On the sales side, Tree of Life NA lost contracts with supermarket chains Albertson's and HEB, and saw its agreement with health food retailer Wild Oats cancelled in October.
The European business fared somewhat better, despite losing a contract to supply GNC stores and feeling the effects of a price war in the retail market. Its resilience was due in part to the consolidation into the European Tree of Life business of Natudis, a Dutch health foods distributor - following the increase of Wessanen's stake in Natudis from 41 to 70 per cent in January 2003.
However, the company reported that moderate growth in Europe and the restructuring of its US operations would now have a positive impact on its results for 2004.

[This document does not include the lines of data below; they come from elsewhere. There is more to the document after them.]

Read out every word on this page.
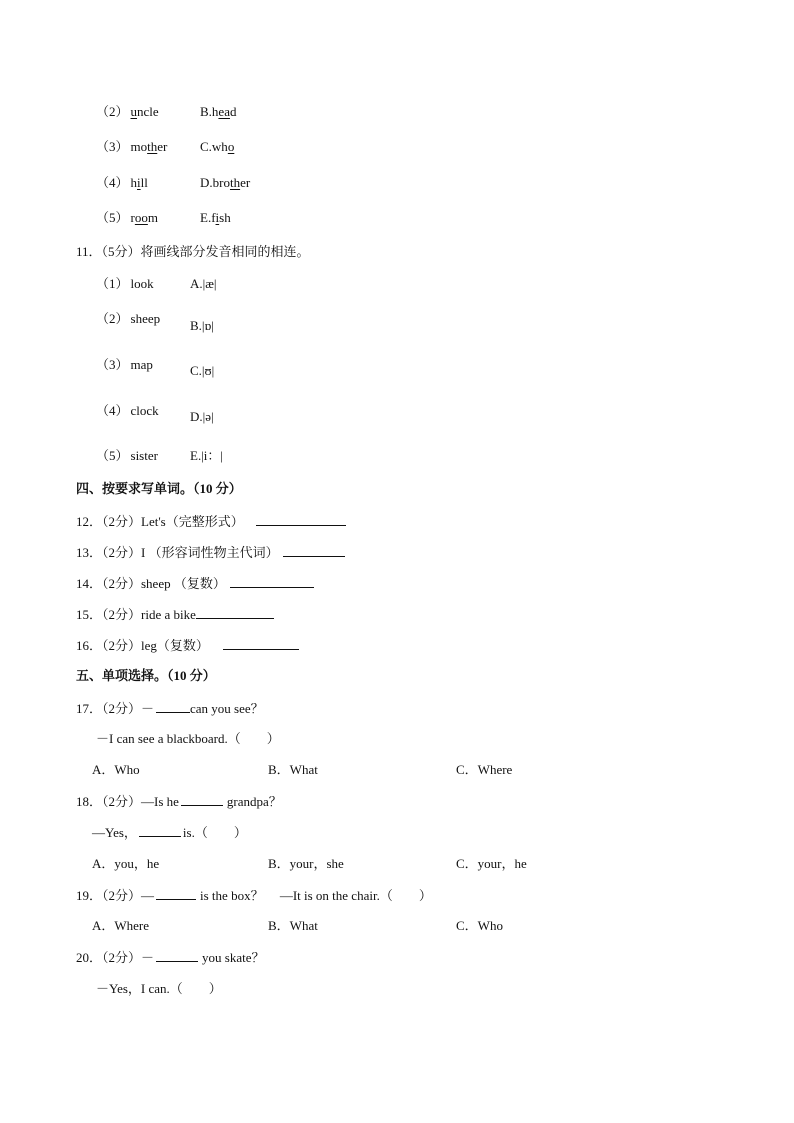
（2） uncle	B.head
（3） mother	C.who
（4） hill	D.brother
（5） room	E.fish
11．（5分）将画线部分发音相同的相连。
（1） look	A.|æ|
（2） sheep B.|ɒ|
（3） map	C.|ʊ|
（4） clock D.|ə|
（5） sister E.|i：|
四、按要求写单词。（10 分）
12．（2分）Let's（完整形式）
13．（2分）I （形容词性物主代词）
14．（2分）sheep （复数）
15．（2分）ride a bike
16．（2分）leg（复数）
五、单项选择。（10 分）
17．（2分）－	can you see？
－I can see a blackboard.（　　）
A．Who	B．What	C．Where
18．（2分）—Is he	grandpa？
—Yes，	is.（　　）
A．you，he	B．your，she	C．your，he
19．（2分）—	is the box？　 —It is on the chair.（　　）
A．Where	B．What	C．Who
20．（2分）－	you skate？
－Yes，I can.（　　）
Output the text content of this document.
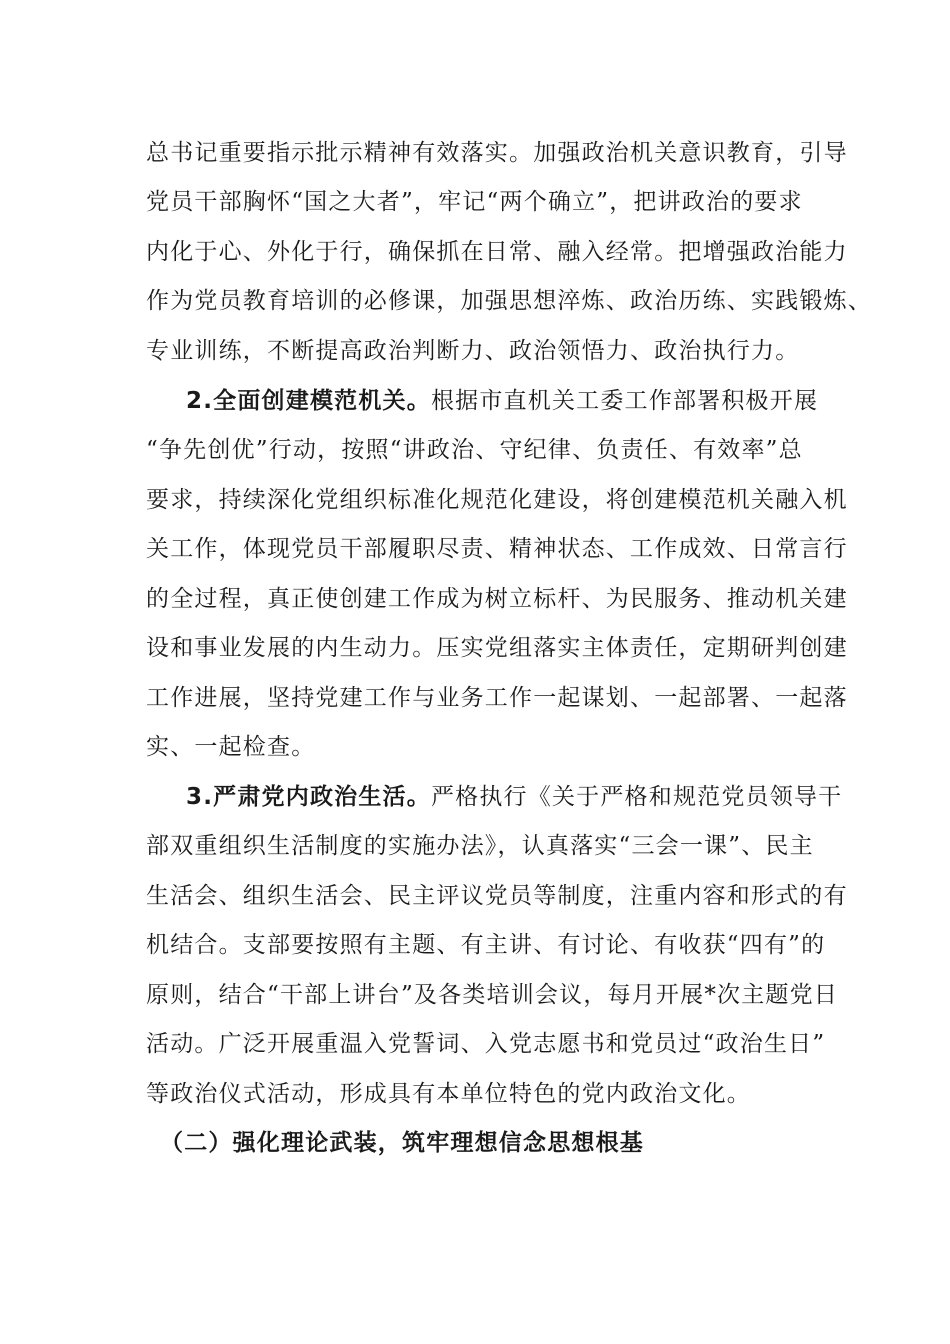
总书记重要指示批示精神有效落实。加强政治机关意识教育，引导
党员干部胸怀“国之大者”，牢记“两个确立”，把讲政治的要求
内化于心、外化于行，确保抓在日常、融入经常。把增强政治能力
作为党员教育培训的必修课，加强思想淬炼、政治历练、实践锻炼、
专业训练，不断提高政治判断力、政治领悟力、政治执行力。
2.全面创建模范机关。根据市直机关工委工作部署积极开展
“争先创优”行动，按照“讲政治、守纪律、负责任、有效率”总
要求，持续深化党组织标准化规范化建设，将创建模范机关融入机
关工作，体现党员干部履职尽责、精神状态、工作成效、日常言行
的全过程，真正使创建工作成为树立标杆、为民服务、推动机关建
设和事业发展的内生动力。压实党组落实主体责任，定期研判创建
工作进展，坚持党建工作与业务工作一起谋划、一起部署、一起落
实、一起检查。
3.严肃党内政治生活。严格执行《关于严格和规范党员领导干
部双重组织生活制度的实施办法》，认真落实“三会一课”、民主
生活会、组织生活会、民主评议党员等制度，注重内容和形式的有
机结合。支部要按照有主题、有主讲、有讨论、有收获“四有”的
原则，结合“干部上讲台”及各类培训会议，每月开展*次主题党日
活动。广泛开展重温入党誓词、入党志愿书和党员过“政治生日”
等政治仪式活动，形成具有本单位特色的党内政治文化。
（二）强化理论武装，筑牢理想信念思想根基
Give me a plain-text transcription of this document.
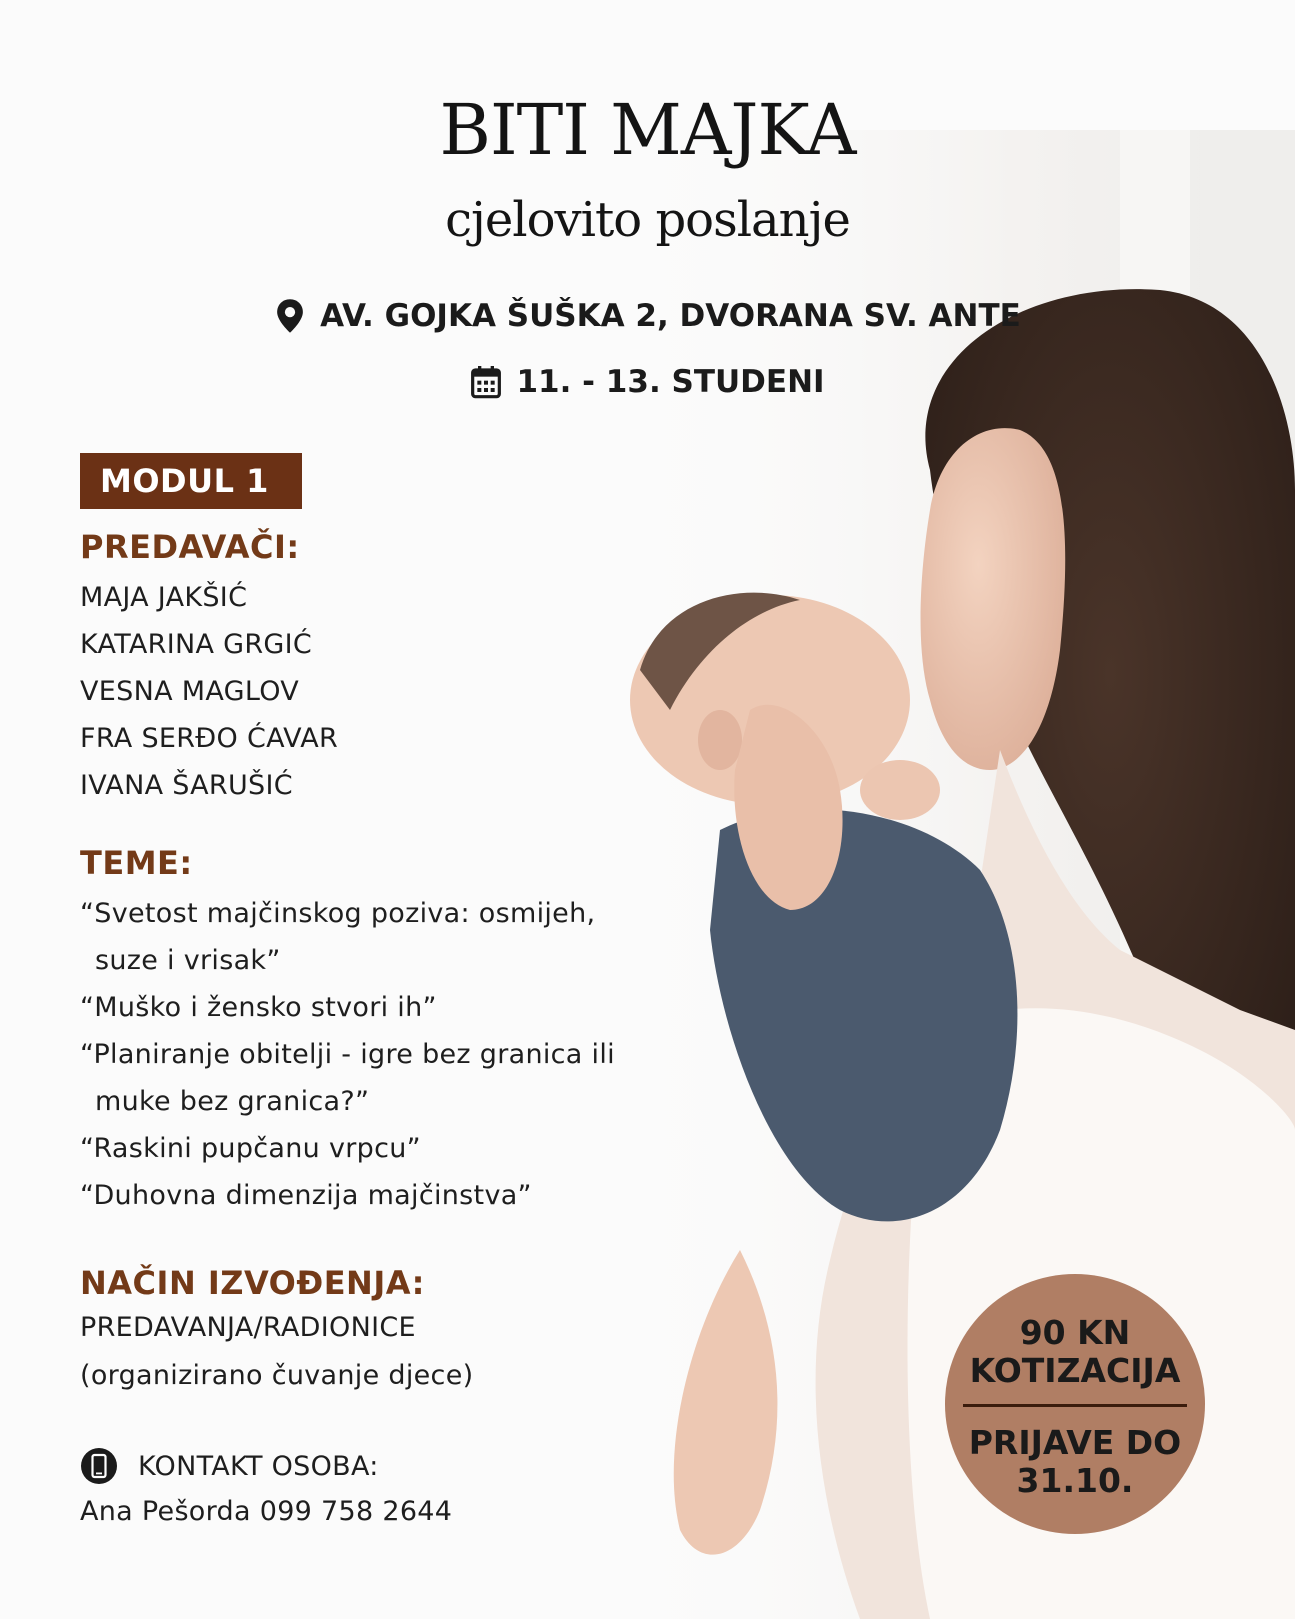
BITI MAJKA
cjelovito poslanje
AV. GOJKA ŠUŠKA 2, DVORANA SV. ANTE
11. - 13. STUDENI
MODUL 1
PREDAVAČI:
MAJA JAKŠIĆ
KATARINA GRGIĆ
VESNA MAGLOV
FRA SERĐO ĆAVAR
IVANA ŠARUŠIĆ
TEME:
“Svetost majčinskog poziva: osmijeh,
suze i vrisak”
“Muško i žensko stvori ih”
“Planiranje obitelji - igre bez granica ili
muke bez granica?”
“Raskini pupčanu vrpcu”
“Duhovna dimenzija majčinstva”
NAČIN IZVOĐENJA:
PREDAVANJA/RADIONICE
(organizirano čuvanje djece)
KONTAKT OSOBA:
Ana Pešorda 099 758 2644
90 KN
KOTIZACIJA
PRIJAVE DO
31.10.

Wessanen's restructuring drive, Operation Phoenix, is set to generate over €100 million in annualised cost savings by the end of 2004.
At the same time, the company will focus increasingly on strengthening its position in those health markets where the growth prospects were strongest, the company's new chief executive Ad Veenhof told Wessanen shareholders late last year.
This would involve a renewed emphasis on the group's branded business and the introduction of premium ranges, he said.
Wessanen's brands include Bjorg, Gayelord Hauser and Tartex, as well as Tree of Life. These are now expected to account for 50 per cent of total sales by 2007.
The company also said yesterday it had appointed Alec Covington, a former chief executive of Americold Logistics, to head Tree of Life in the US, replacing Rick Thorne, who is retiring.